This article was originally published in Bethesda Gazette (Vol. 7, No. 30) on Wednesday 2. 3. 1995 in Maryland - USA.
Austrian finds Holocaust Survivors
Christopher Flynne, Staff Writer
At a time when most teenagers are concerned with little more than driving and dating, 16-year-old Magdalena Müllner was consumed by synagogues.
Müllner - a Catholic in the northern Austrian town of Laa an der Thaya - said she was flipping through the channels on her television about three years ago when she came across a short program called "The Synagogues on Lower Austria." The program was startling to the teen, who never knew that a Jewish community once existed in her home-town.
"I asked my mother and grandmother and even they did not know about a synagogue or a Jewish community that had once been a part of Laa." said Müllner. "At least 50 percent of the population of Laa - a town of nearly 4,500 people - don't know that a Jewish community ever existed." The one-time existence of Jews in the town has been denied since Hitler annexed Austria to Germany during the Holocaust in 1938.
Now 19, Müllner has spent the past three years researching the histories of Jewish families, who lives in Laa prior to the Holocaust.

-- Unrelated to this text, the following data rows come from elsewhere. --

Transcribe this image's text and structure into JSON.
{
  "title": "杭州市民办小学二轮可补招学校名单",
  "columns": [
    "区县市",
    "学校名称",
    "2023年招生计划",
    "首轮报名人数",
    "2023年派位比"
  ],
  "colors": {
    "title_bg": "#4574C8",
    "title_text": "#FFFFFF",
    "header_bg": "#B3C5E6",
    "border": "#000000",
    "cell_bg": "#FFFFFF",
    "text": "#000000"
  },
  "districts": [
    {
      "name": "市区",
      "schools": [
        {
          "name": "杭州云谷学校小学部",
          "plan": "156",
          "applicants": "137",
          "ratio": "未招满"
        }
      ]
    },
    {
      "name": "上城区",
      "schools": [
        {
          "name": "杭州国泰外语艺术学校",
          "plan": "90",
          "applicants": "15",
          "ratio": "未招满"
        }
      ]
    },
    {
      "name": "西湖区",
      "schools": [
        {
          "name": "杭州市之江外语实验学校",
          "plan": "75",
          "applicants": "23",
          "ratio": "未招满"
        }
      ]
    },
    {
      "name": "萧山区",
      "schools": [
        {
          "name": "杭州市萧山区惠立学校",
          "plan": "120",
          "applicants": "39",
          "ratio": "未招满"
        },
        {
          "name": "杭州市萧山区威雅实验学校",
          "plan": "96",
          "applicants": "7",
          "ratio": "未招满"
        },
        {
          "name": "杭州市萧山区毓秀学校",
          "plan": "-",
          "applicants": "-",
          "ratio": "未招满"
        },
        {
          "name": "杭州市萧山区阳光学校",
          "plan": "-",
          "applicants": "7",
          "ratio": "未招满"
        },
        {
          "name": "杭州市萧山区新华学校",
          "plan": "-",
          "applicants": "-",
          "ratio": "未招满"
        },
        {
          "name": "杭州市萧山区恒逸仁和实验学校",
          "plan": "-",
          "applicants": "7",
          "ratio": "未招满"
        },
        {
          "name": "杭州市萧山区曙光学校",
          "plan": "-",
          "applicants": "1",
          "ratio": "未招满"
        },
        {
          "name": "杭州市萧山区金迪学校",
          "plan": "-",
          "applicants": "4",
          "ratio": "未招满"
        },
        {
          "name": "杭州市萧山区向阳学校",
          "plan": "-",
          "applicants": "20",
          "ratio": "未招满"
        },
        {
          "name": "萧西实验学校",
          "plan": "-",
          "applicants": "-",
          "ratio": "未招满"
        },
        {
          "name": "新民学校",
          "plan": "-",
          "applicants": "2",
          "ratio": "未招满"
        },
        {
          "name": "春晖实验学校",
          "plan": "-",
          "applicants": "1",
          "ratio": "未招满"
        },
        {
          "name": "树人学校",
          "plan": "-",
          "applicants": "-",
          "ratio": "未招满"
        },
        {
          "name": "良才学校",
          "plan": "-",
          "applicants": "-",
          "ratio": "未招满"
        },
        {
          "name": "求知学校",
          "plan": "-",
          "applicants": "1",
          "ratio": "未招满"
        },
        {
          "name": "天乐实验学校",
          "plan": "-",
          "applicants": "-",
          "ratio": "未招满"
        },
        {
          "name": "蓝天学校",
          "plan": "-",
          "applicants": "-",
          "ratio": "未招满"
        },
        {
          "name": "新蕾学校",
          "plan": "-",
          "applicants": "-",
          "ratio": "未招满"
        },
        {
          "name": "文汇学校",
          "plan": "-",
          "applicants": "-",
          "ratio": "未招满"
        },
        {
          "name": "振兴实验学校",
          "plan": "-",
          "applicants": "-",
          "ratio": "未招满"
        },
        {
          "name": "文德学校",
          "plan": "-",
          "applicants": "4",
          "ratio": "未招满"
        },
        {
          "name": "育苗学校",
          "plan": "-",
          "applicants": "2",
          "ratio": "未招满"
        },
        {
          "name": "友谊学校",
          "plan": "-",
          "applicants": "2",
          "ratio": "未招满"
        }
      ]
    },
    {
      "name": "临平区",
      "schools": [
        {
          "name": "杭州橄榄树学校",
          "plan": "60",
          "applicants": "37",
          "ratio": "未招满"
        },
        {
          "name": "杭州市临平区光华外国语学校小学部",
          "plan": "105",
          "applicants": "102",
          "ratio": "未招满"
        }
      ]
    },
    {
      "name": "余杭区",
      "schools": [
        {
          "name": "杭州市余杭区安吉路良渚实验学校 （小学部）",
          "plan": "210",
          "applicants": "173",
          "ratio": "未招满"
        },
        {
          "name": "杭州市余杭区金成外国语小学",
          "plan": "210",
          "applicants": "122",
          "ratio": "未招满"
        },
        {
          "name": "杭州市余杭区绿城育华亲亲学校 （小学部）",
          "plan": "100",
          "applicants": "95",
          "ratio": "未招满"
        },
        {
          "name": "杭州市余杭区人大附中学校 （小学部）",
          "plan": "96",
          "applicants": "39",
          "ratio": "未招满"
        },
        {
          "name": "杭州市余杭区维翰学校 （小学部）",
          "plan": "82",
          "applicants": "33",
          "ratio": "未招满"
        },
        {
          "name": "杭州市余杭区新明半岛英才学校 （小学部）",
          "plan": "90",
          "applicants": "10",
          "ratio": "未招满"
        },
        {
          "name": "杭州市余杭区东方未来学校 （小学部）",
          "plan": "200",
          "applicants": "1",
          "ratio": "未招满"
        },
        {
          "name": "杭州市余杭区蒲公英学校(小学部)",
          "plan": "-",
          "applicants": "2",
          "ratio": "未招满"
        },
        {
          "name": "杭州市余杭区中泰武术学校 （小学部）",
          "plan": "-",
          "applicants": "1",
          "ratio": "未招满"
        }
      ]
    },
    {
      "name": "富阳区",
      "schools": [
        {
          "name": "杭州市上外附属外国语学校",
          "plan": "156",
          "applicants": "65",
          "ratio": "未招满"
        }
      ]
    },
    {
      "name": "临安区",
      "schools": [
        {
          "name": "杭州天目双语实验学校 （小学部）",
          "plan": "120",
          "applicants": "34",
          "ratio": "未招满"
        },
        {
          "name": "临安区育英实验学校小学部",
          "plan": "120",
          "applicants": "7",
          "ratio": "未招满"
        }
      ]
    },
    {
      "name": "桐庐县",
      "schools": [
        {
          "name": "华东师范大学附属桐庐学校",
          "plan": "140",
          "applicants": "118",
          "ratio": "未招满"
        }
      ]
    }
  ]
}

She has traced their lives since they left Laa. Because nothing is written about the Jews who once lived in her hometown, Müllner has relied entirely on her own research, interviewing people in the town who remember and are willing to discuss the Jewish community that once existed. Through these interviews, Müllner has been able to learn the names of Jewish families that once lived in Laa.
By tracking down addresses and writing letters to these families, she has put 14 people - originally from Laa and now living all over the world - in contact with one another, and has shed light on the Jewish community that was overlooked in the history books and oral tradition of the town.
"I didn't want those people to die a second death by being forgotten," said Müllner of her efforts.
Felix Y. of Bethesda grew up in the Jewish community in Laa prior to the annexation of Austria or "Anschluss," and attended the same school that Müllner attended many years later.
He received a letter from Müllner in late 1993. "I was touched by her sincere attempt to document our history," said Yokel, who left Austria in 1938 and did not return until 1989. "It is remarkable how much she has accomplished at such a young age."
In addition to corresponding with members of the vanished Jewish community of Laa through letters, Müllner has met several survivors personally, either when they returned to visit Laa or her travels to Israel and California.
Now a first-year law student at the university of Vienna in Austria, Müllner continues to search for other survivors of the Jewish community of Laa and maintains the relationship she has already forged with letters and visits when she is able.
She recently came to Bethesda to visit Y. and his wife Susan. During her stay, she was invited to speak about her research and findings at the Holocaust Museum in Washington, D.C.
"She was a very resolute young lady," said Yokel, adding that her visit provided the impetus for him to begin writing down his own history to pass along to his children and grandchildren. "We very much appreciate what she did," said Susan Y.
Despite the appreciation and praise she has received from people, Müllner maintains that she reaps the greatest reward from her work. "It has become a big part of my life, and although the research sometimes brings moments of sadness or anger about how people can be, it is my biggest joy."